We all know that there’s no shortcut to success, and there’s no magic formula that can create the “perfect” startup. However, there are a few factors that can rank high in importance on of those being finance ! Here are 4 tips for start ups on their finances;
Stop Procrastinating and Sell
Seem self-explanatory but a lot of start up’s forget this step!
If you are getting help from a government agency, family and friends or investors, there can be a tendency to build the brand, company or product/service instead of trying to sell!
Before you have the perfect product market fit you can start selling. Getting a good sales process and sales person can be vital to any business.
Business need money to survive and grow and you can also learn a lot more from paying customers than research.
So plan, sell and continue to plan!
Cash Flow Vs Cash Loss = Business Plan
One plan that is important before you start is a business plan with a projected cash flow.

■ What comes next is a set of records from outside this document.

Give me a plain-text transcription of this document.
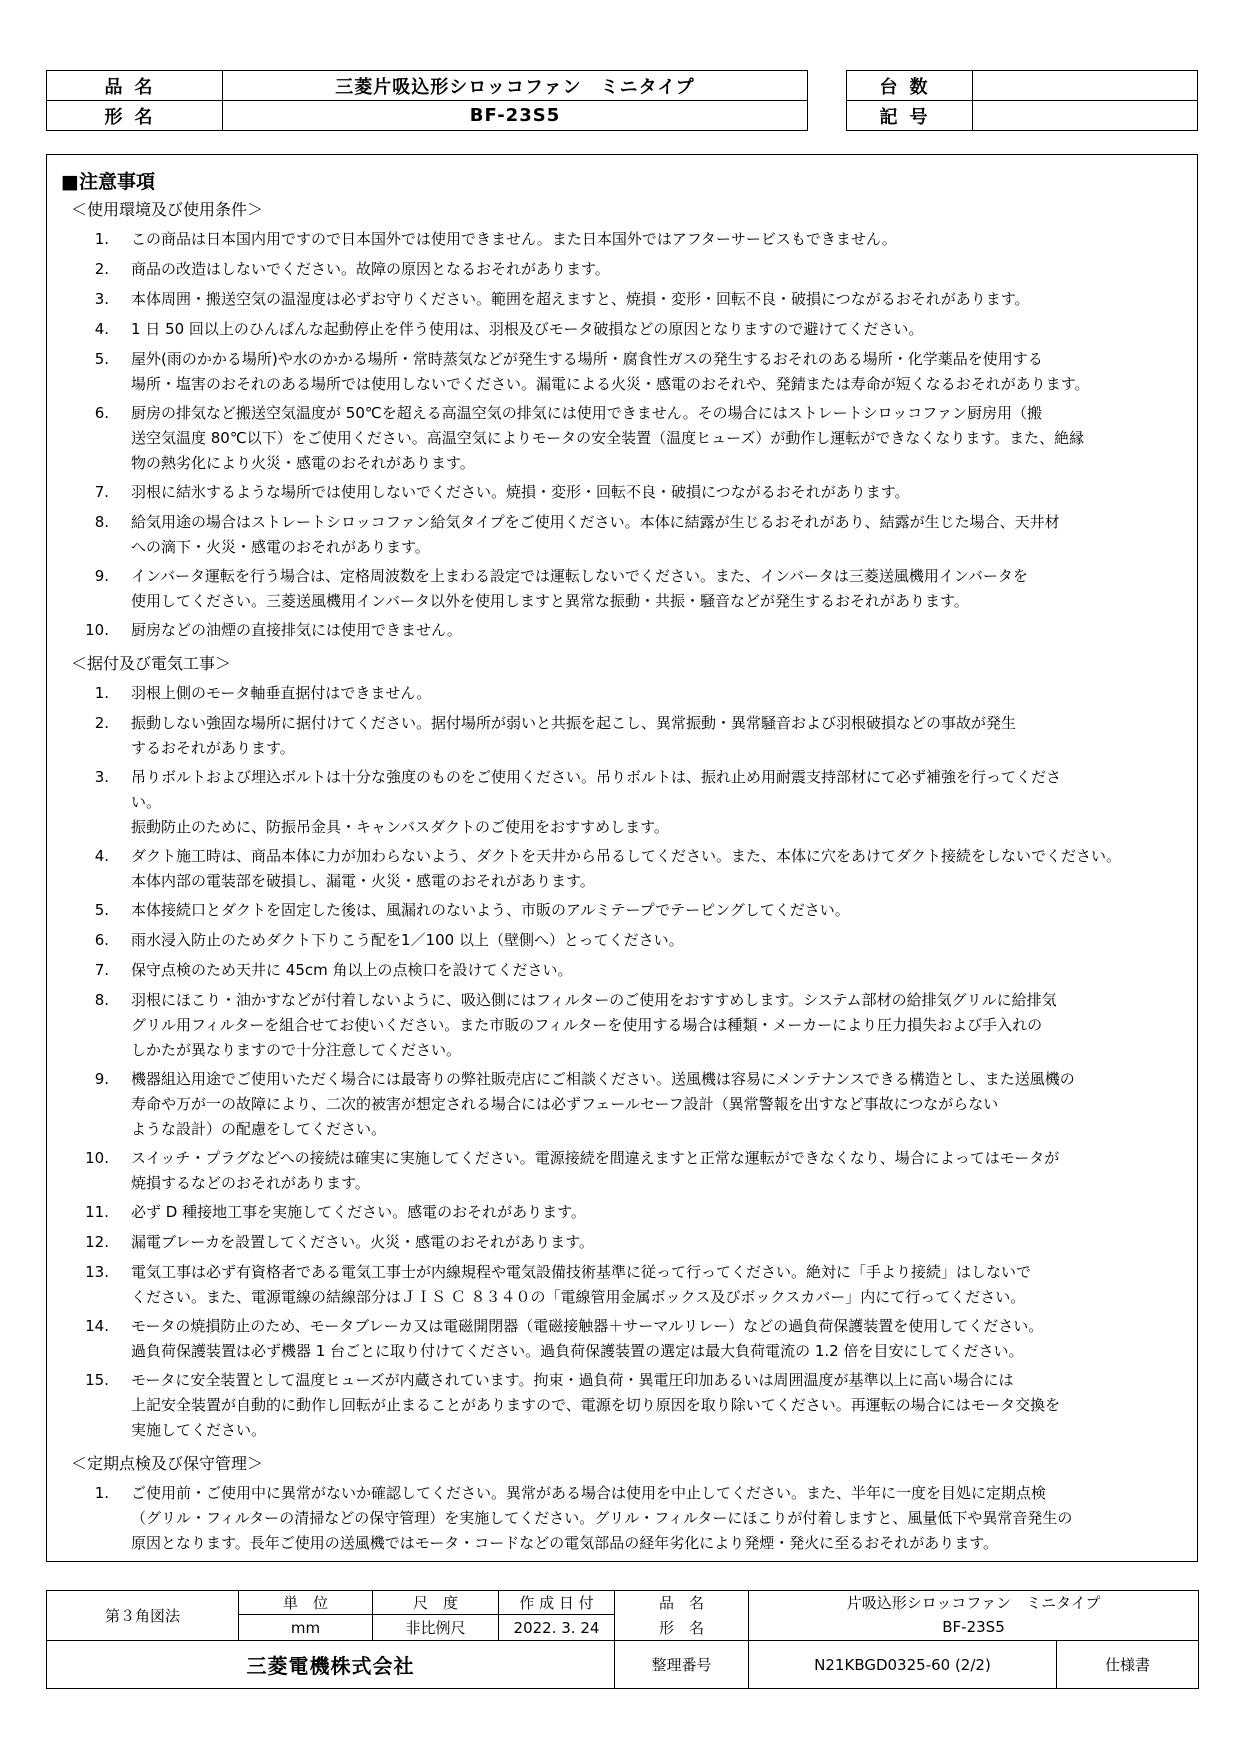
品名	三菱片吸込形シロッコファン　ミニタイプ
形名	BF-23S5
台数	
記号	
■注意事項
＜使用環境及び使用条件＞
1. この商品は日本国内用ですので日本国外では使用できません。また日本国外ではアフターサービスもできません。
2. 商品の改造はしないでください。故障の原因となるおそれがあります。
3. 本体周囲・搬送空気の温湿度は必ずお守りください。範囲を超えますと、焼損・変形・回転不良・破損につながるおそれがあります。
4. 1 日 50 回以上のひんぱんな起動停止を伴う使用は、羽根及びモータ破損などの原因となりますので避けてください。
5. 屋外(雨のかかる場所)や水のかかる場所・常時蒸気などが発生する場所・腐食性ガスの発生するおそれのある場所・化学薬品を使用する
場所・塩害のおそれのある場所では使用しないでください。漏電による火災・感電のおそれや、発錆または寿命が短くなるおそれがあります。
6. 厨房の排気など搬送空気温度が 50℃を超える高温空気の排気には使用できません。その場合にはストレートシロッコファン厨房用（搬
送空気温度 80℃以下）をご使用ください。高温空気によりモータの安全装置（温度ヒューズ）が動作し運転ができなくなります。また、絶縁
物の熱劣化により火災・感電のおそれがあります。
7. 羽根に結氷するような場所では使用しないでください。焼損・変形・回転不良・破損につながるおそれがあります。
8. 給気用途の場合はストレートシロッコファン給気タイプをご使用ください。本体に結露が生じるおそれがあり、結露が生じた場合、天井材
への滴下・火災・感電のおそれがあります。
9. インバータ運転を行う場合は、定格周波数を上まわる設定では運転しないでください。また、インバータは三菱送風機用インバータを
使用してください。三菱送風機用インバータ以外を使用しますと異常な振動・共振・騒音などが発生するおそれがあります。
10. 厨房などの油煙の直接排気には使用できません。
＜据付及び電気工事＞
1. 羽根上側のモータ軸垂直据付はできません。
2. 振動しない強固な場所に据付けてください。据付場所が弱いと共振を起こし、異常振動・異常騒音および羽根破損などの事故が発生
するおそれがあります。
3. 吊りボルトおよび埋込ボルトは十分な強度のものをご使用ください。吊りボルトは、振れ止め用耐震支持部材にて必ず補強を行ってくださ
い。
振動防止のために、防振吊金具・キャンバスダクトのご使用をおすすめします。
4. ダクト施工時は、商品本体に力が加わらないよう、ダクトを天井から吊るしてください。また、本体に穴をあけてダクト接続をしないでください。
本体内部の電装部を破損し、漏電・火災・感電のおそれがあります。
5. 本体接続口とダクトを固定した後は、風漏れのないよう、市販のアルミテープでテーピングしてください。
6. 雨水浸入防止のためダクト下りこう配を1／100 以上（壁側へ）とってください。
7. 保守点検のため天井に 45cm 角以上の点検口を設けてください。
8. 羽根にほこり・油かすなどが付着しないように、吸込側にはフィルターのご使用をおすすめします。システム部材の給排気グリルに給排気
グリル用フィルターを組合せてお使いください。また市販のフィルターを使用する場合は種類・メーカーにより圧力損失および手入れの
しかたが異なりますので十分注意してください。
9. 機器組込用途でご使用いただく場合には最寄りの弊社販売店にご相談ください。送風機は容易にメンテナンスできる構造とし、また送風機の
寿命や万が一の故障により、二次的被害が想定される場合には必ずフェールセーフ設計（異常警報を出すなど事故につながらない
ような設計）の配慮をしてください。
10. スイッチ・プラグなどへの接続は確実に実施してください。電源接続を間違えますと正常な運転ができなくなり、場合によってはモータが
焼損するなどのおそれがあります。
11. 必ず D 種接地工事を実施してください。感電のおそれがあります。
12. 漏電ブレーカを設置してください。火災・感電のおそれがあります。
13. 電気工事は必ず有資格者である電気工事士が内線規程や電気設備技術基準に従って行ってください。絶対に「手より接続」はしないで
ください。また、電源電線の結線部分はＪＩＳ Ｃ ８３４０の「電線管用金属ボックス及びボックスカバー」内にて行ってください。
14. モータの焼損防止のため、モータブレーカ又は電磁開閉器（電磁接触器＋サーマルリレー）などの過負荷保護装置を使用してください。
過負荷保護装置は必ず機器 1 台ごとに取り付けてください。過負荷保護装置の選定は最大負荷電流の 1.2 倍を目安にしてください。
15. モータに安全装置として温度ヒューズが内蔵されています。拘束・過負荷・異電圧印加あるいは周囲温度が基準以上に高い場合には
上記安全装置が自動的に動作し回転が止まることがありますので、電源を切り原因を取り除いてください。再運転の場合にはモータ交換を
実施してください。
＜定期点検及び保守管理＞
1. ご使用前・ご使用中に異常がないか確認してください。異常がある場合は使用を中止してください。また、半年に一度を目処に定期点検
（グリル・フィルターの清掃などの保守管理）を実施してください。グリル・フィルターにほこりが付着しますと、風量低下や異常音発生の
原因となります。長年ご使用の送風機ではモータ・コードなどの電気部品の経年劣化により発煙・発火に至るおそれがあります。
第３角図法	単　位	尺　度	作 成 日 付	品　名	片吸込形シロッコファン　ミニタイプ	
	mm	非比例尺	2022. 3. 24	形　名	BF-23S5	
三菱電機株式会社				整理番号	N21KBGD0325-60 (2/2)	仕様書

A projected cash flow can estimate what you might gain (your turnover, profit) and what you can lose (your investment). The only thing you can be certain of is what you can lose. No one knows for sure whether they will make 1 or 1 million and in what time span.
A business plan can help you to be more certain about your position. A business plan can map out your business; how to make sales and avoid loss. What marketing and sales will you carry out, what’s the expected cost and return of this? Does this match the cash flow? Etc. all of which can contribute to the success of your business.
A projected cash flow and business plan are working documents. As you move forward in business look at back at this monthly and see if you are hitting the mark, and if not what can you do to change this?
Start with a business plan!
Warren Buffet one of the most successful investors in the world know all about thinking big but spending small. He lives a lifestyle that hasn’t changed much since before he before he made his billions, residing in the same house in Omaha, Nebraska, that he bought in 1958 for $31,500. He is well known for his simple tastes, including McDonald’s hamburgers and cherry Coke, and his disdain for technology, including computers and luxury cars.
What can we learn from this? Think big but spend small – don’t spend what you don’t have wait before you hire someone, do marketing if you are sure of the return, aim high in a smart way. Be naïve enough to take that leap of faith, and smart enough to learn fast along the way.
Sales are King!
When you starting a business you come across all starts of problems, investors on your back, employee problems, juggling too many balls, lack of sleep etc. ! Sales is the answer…really! Sales your investors shut up, your cash position improves, your team can smile again, and you’ll find the tools and the resources to fix other problems. Having sales means you exist.
So now go out there and sell! Spread the word and spread your passion.